Ricouerowskie typy zła: zło jako siła chaosu, wynikająca z aktu stworzenia, zło towarzyszące niedoli człowieka, pojawiające się w postaci fatum, któremu towarzyszy niezawinione często cierpienie, zło będące następstwem ludzkich czynów, oraz złożony obraz zła zobrazowany w scenie kuszenia, odpowiadają klasycznemu spojrzeniu na tajemnicę zła. Wraz z rozwojem myśli filozoficznej, zło traciło swoją pozycję metafizycznej siły, a powoli stawało się mroczną stroną życia człowieka. Źródłem zła stał się człowiek, a przyczyną albo jego niemoralność ( Kant ), albo niewiedza ( myśliciele Oświecenia ).
Immanuel Kant tak pisze o swojej koncepcji zła radykalnego:

,,Zdanie: ,,człowiek jest zły”, znaczy, że mimo świadomości prawa moralnego kieruje się zasadą, że czasem można od tego prawa odstąpić. A że jest taki z natury, znaczy, że zdanie poprzednie odnosi się do całego gatunku. Nie znaczy to jednak, że właściwość ta wynika z samego pojęcia gatunku, bo wtedy byłaby konieczna; znaczy natomiast, że na podstawie doświadczenia trudno sądzić o człowieku inaczej. W sposób przedmiotowo konieczny właściwość tę ma każdy człowiek, nawet najlepszy. Ponieważ jednak jest to skłonność moralnie zła, a zatem trzeba ją traktować jako zawinioną, a nie przyrodzoną. Polega ona na sprzecznych z prawem zasadach postępowania, a te wobec wolności należy uznać za przygodne. Przygodność kłóciłaby się jednak z powszechnością zła, gdyby przedmiotowe źródło zasad nie było jakoś zakorzenione w samym człowieczeństwie.
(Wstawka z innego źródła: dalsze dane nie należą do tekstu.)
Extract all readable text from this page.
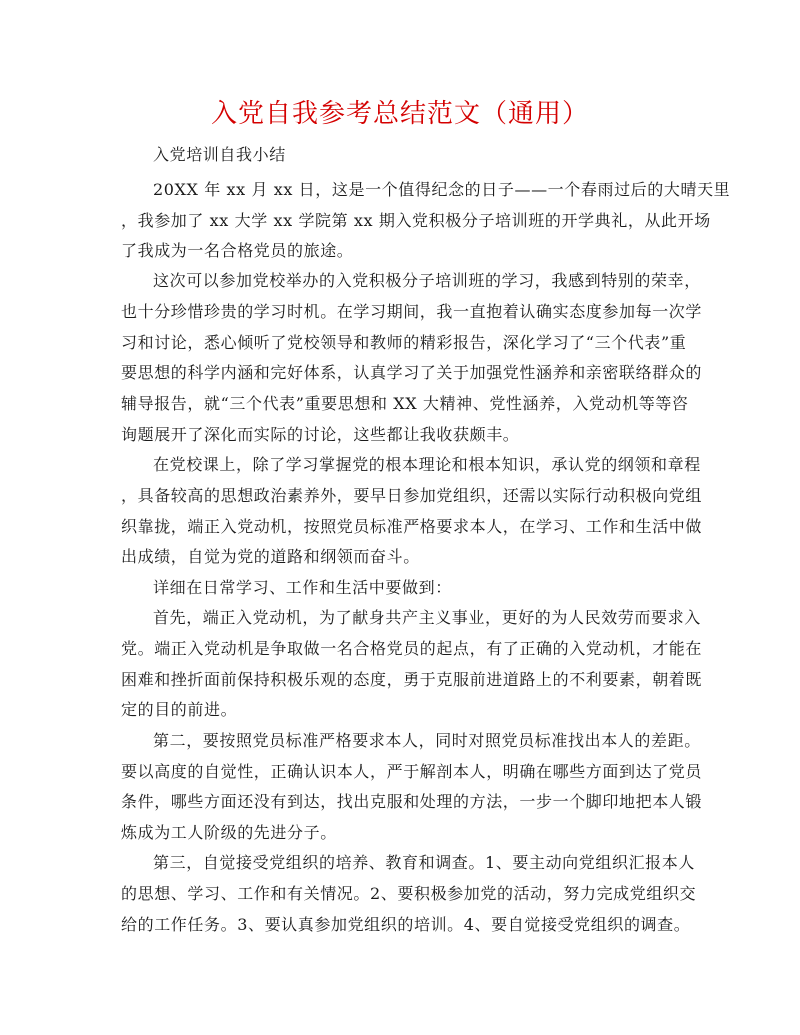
入党自我参考总结范文（通用）
入党培训自我小结
20XX 年 xx 月 xx 日，这是一个值得纪念的日子——一个春雨过后的大晴天里
，我参加了 xx 大学 xx 学院第 xx 期入党积极分子培训班的开学典礼，从此开场
了我成为一名合格党员的旅途。
这次可以参加党校举办的入党积极分子培训班的学习，我感到特别的荣幸，
也十分珍惜珍贵的学习时机。在学习期间，我一直抱着认确实态度参加每一次学
习和讨论，悉心倾听了党校领导和教师的精彩报告，深化学习了“三个代表”重
要思想的科学内涵和完好体系，认真学习了关于加强党性涵养和亲密联络群众的
辅导报告，就“三个代表”重要思想和 XX 大精神、党性涵养，入党动机等等咨
询题展开了深化而实际的讨论，这些都让我收获颇丰。
在党校课上，除了学习掌握党的根本理论和根本知识，承认党的纲领和章程
，具备较高的思想政治素养外，要早日参加党组织，还需以实际行动积极向党组
织靠拢，端正入党动机，按照党员标准严格要求本人，在学习、工作和生活中做
出成绩，自觉为党的道路和纲领而奋斗。
详细在日常学习、工作和生活中要做到：
首先，端正入党动机，为了献身共产主义事业，更好的为人民效劳而要求入
党。端正入党动机是争取做一名合格党员的起点，有了正确的入党动机，才能在
困难和挫折面前保持积极乐观的态度，勇于克服前进道路上的不利要素，朝着既
定的目的前进。
第二，要按照党员标准严格要求本人，同时对照党员标准找出本人的差距。
要以高度的自觉性，正确认识本人，严于解剖本人，明确在哪些方面到达了党员
条件，哪些方面还没有到达，找出克服和处理的方法，一步一个脚印地把本人锻
炼成为工人阶级的先进分子。
第三，自觉接受党组织的培养、教育和调查。1、要主动向党组织汇报本人
的思想、学习、工作和有关情况。2、要积极参加党的活动，努力完成党组织交
给的工作任务。3、要认真参加党组织的培训。4、要自觉接受党组织的调查。
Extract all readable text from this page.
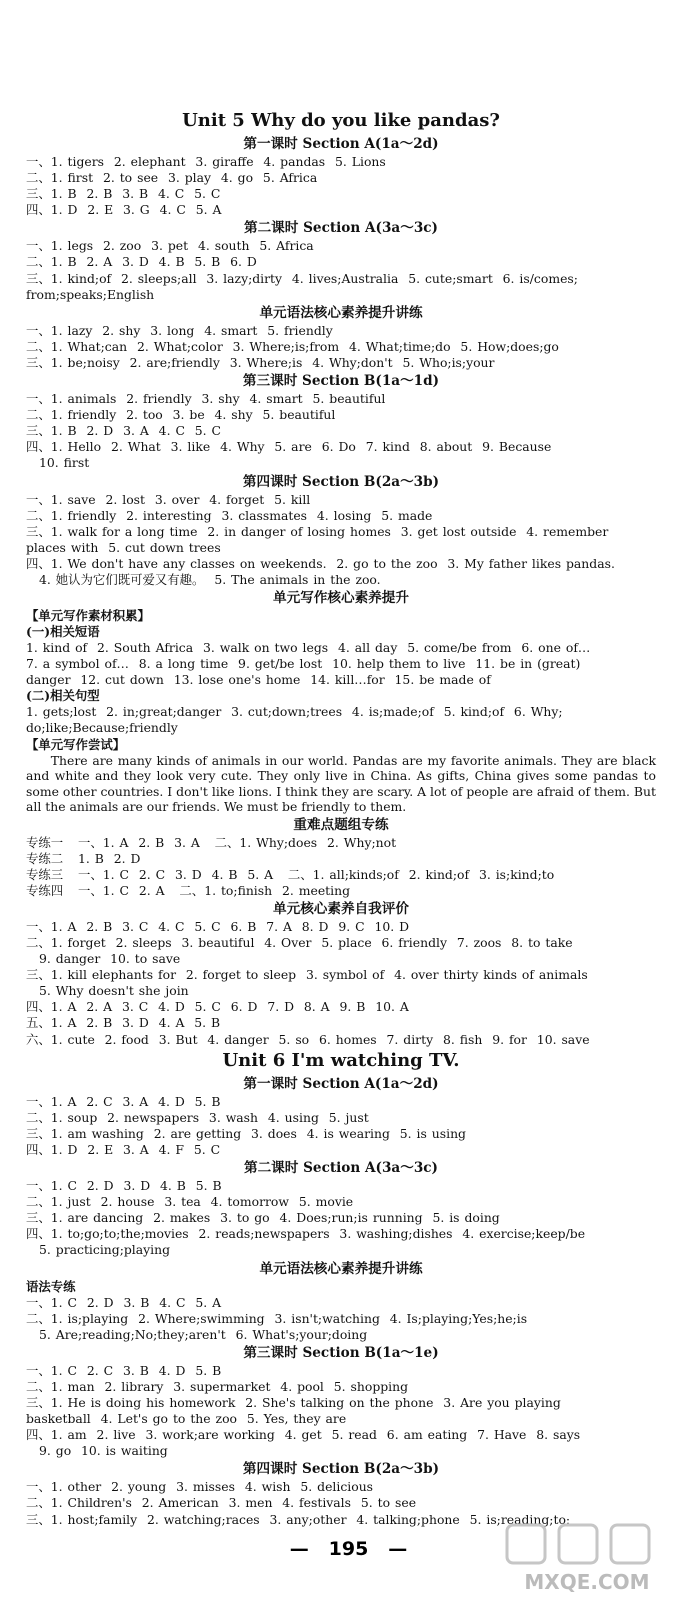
Unit 5 Why do you like pandas?
第一课时 Section A(1a～2d)
一、1. tigers  2. elephant  3. giraffe  4. pandas  5. Lions
二、1. first  2. to see  3. play  4. go  5. Africa
三、1. B  2. B  3. B  4. C  5. C
四、1. D  2. E  3. G  4. C  5. A
第二课时 Section A(3a～3c)
一、1. legs  2. zoo  3. pet  4. south  5. Africa
二、1. B  2. A  3. D  4. B  5. B  6. D
三、1. kind;of  2. sleeps;all  3. lazy;dirty  4. lives;Australia  5. cute;smart  6. is/comes;
from;speaks;English
单元语法核心素养提升讲练
一、1. lazy  2. shy  3. long  4. smart  5. friendly
二、1. What;can  2. What;color  3. Where;is;from  4. What;time;do  5. How;does;go
三、1. be;noisy  2. are;friendly  3. Where;is  4. Why;don't  5. Who;is;your
第三课时 Section B(1a～1d)
一、1. animals  2. friendly  3. shy  4. smart  5. beautiful
二、1. friendly  2. too  3. be  4. shy  5. beautiful
三、1. B  2. D  3. A  4. C  5. C
四、1. Hello  2. What  3. like  4. Why  5. are  6. Do  7. kind  8. about  9. Because
10. first
第四课时 Section B(2a～3b)
一、1. save  2. lost  3. over  4. forget  5. kill
二、1. friendly  2. interesting  3. classmates  4. losing  5. made
三、1. walk for a long time  2. in danger of losing homes  3. get lost outside  4. remember
places with  5. cut down trees
四、1. We don't have any classes on weekends.  2. go to the zoo  3. My father likes pandas.
4. 她认为它们既可爱又有趣。  5. The animals in the zoo.
单元写作核心素养提升
【单元写作素材积累】
(一)相关短语
1. kind of  2. South Africa  3. walk on two legs  4. all day  5. come/be from  6. one of…
7. a symbol of…  8. a long time  9. get/be lost  10. help them to live  11. be in (great)
danger  12. cut down  13. lose one's home  14. kill…for  15. be made of
(二)相关句型
1. gets;lost  2. in;great;danger  3. cut;down;trees  4. is;made;of  5. kind;of  6. Why;
do;like;Because;friendly
【单元写作尝试】
There are many kinds of animals in our world. Pandas are my favorite animals. They are black and white and they look very cute. They only live in China. As gifts, China gives some pandas to some other countries. I don't like lions. I think they are scary. A lot of people are afraid of them. But all the animals are our friends. We must be friendly to them.
重难点题组专练
专练一   一、1. A  2. B  3. A   二、1. Why;does  2. Why;not
专练二   1. B  2. D
专练三   一、1. C  2. C  3. D  4. B  5. A   二、1. all;kinds;of  2. kind;of  3. is;kind;to
专练四   一、1. C  2. A   二、1. to;finish  2. meeting
单元核心素养自我评价
一、1. A  2. B  3. C  4. C  5. C  6. B  7. A  8. D  9. C  10. D
二、1. forget  2. sleeps  3. beautiful  4. Over  5. place  6. friendly  7. zoos  8. to take
9. danger  10. to save
三、1. kill elephants for  2. forget to sleep  3. symbol of  4. over thirty kinds of animals
5. Why doesn't she join
四、1. A  2. A  3. C  4. D  5. C  6. D  7. D  8. A  9. B  10. A
五、1. A  2. B  3. D  4. A  5. B
六、1. cute  2. food  3. But  4. danger  5. so  6. homes  7. dirty  8. fish  9. for  10. save
Unit 6 I'm watching TV.
第一课时 Section A(1a～2d)
一、1. A  2. C  3. A  4. D  5. B
二、1. soup  2. newspapers  3. wash  4. using  5. just
三、1. am washing  2. are getting  3. does  4. is wearing  5. is using
四、1. D  2. E  3. A  4. F  5. C
第二课时 Section A(3a～3c)
一、1. C  2. D  3. D  4. B  5. B
二、1. just  2. house  3. tea  4. tomorrow  5. movie
三、1. are dancing  2. makes  3. to go  4. Does;run;is running  5. is doing
四、1. to;go;to;the;movies  2. reads;newspapers  3. washing;dishes  4. exercise;keep/be
5. practicing;playing
单元语法核心素养提升讲练
语法专练
一、1. C  2. D  3. B  4. C  5. A
二、1. is;playing  2. Where;swimming  3. isn't;watching  4. Is;playing;Yes;he;is
5. Are;reading;No;they;aren't  6. What's;your;doing
第三课时 Section B(1a～1e)
一、1. C  2. C  3. B  4. D  5. B
二、1. man  2. library  3. supermarket  4. pool  5. shopping
三、1. He is doing his homework  2. She's talking on the phone  3. Are you playing
basketball  4. Let's go to the zoo  5. Yes, they are
四、1. am  2. live  3. work;are working  4. get  5. read  6. am eating  7. Have  8. says
9. go  10. is waiting
第四课时 Section B(2a～3b)
一、1. other  2. young  3. misses  4. wish  5. delicious
二、1. Children's  2. American  3. men  4. festivals  5. to see
三、1. host;family  2. watching;races  3. any;other  4. talking;phone  5. is;reading;to;
— 195 —
MXQE.COM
Mamy tu zatem do czynienia z naturalną skłonnością do zła. Jako zawiniona stanowi ona w naturze ludzkiej zło radykalne.”… ( I. Kant, ,,Zło radykalne w naturze ludzkie”j, tł. B.Wolniewicz, w: ,,Res Publica”291 ( 40 ) )

Zło w ujęciu Kanta wypływa z natury ludzkiej, jest antropologiczne, nie zaś metafizyczne, jest przewrotnością serca, ale nie jest ontologicznie konieczne. Zamykając zło w obszarze ludzkiej wolności, Kant twierdzi, że aktem własnej woli, człowiek może wyzwolić się od swojej naturalnej skłonności do zła. Założywszy, że zło wynika z niemoralności, a pokonać je możemy dzięki głosowi własnego sumienia, tracimy z oczu to, co w zjawisku zła jest niezwykle istotne, a więc rodzaj współuczestnictwa, niemożność podjęcia aktu woli, kapitulację w walce z własnym złem….,, Dobra, którego chcę, nie czynię, a czynię zło, którego nie chcę”… – pisał św. Paweł. Podobnie pisał św. Augustyn:

,,I znowu próbowałem przekroczyć próg – już byłem trochę bliższy celu i jeszcze bliższy, już niemal tego dotykałem, już niemal ujmowałem w dłonie…Ale nie mogłem dosięgnąć, nie mogłem dotkną, ująć. Ciągle odwlekałem ten moment, w którym miałem umrzeć dla śmierci, a dla życia żyć zacząć. Większą miało we mnie moc zakorzenione zło, niż dobro, do którego nie przywykłem. Im bliższy był moment, w którym się miałem stać czymś innym, niż byłem, tym większą wzbudzał we mnie grozę. Lecz mnie nie cofał, nie spychał z drogi, którą szedłem, tylko unieruchamiał mnie i więził.”( św. Augustyn, ,,Wyznania”, ks. VIII, tłum. Zygmunt Kubiak, Warszawa 1982, s. 137 – 138 )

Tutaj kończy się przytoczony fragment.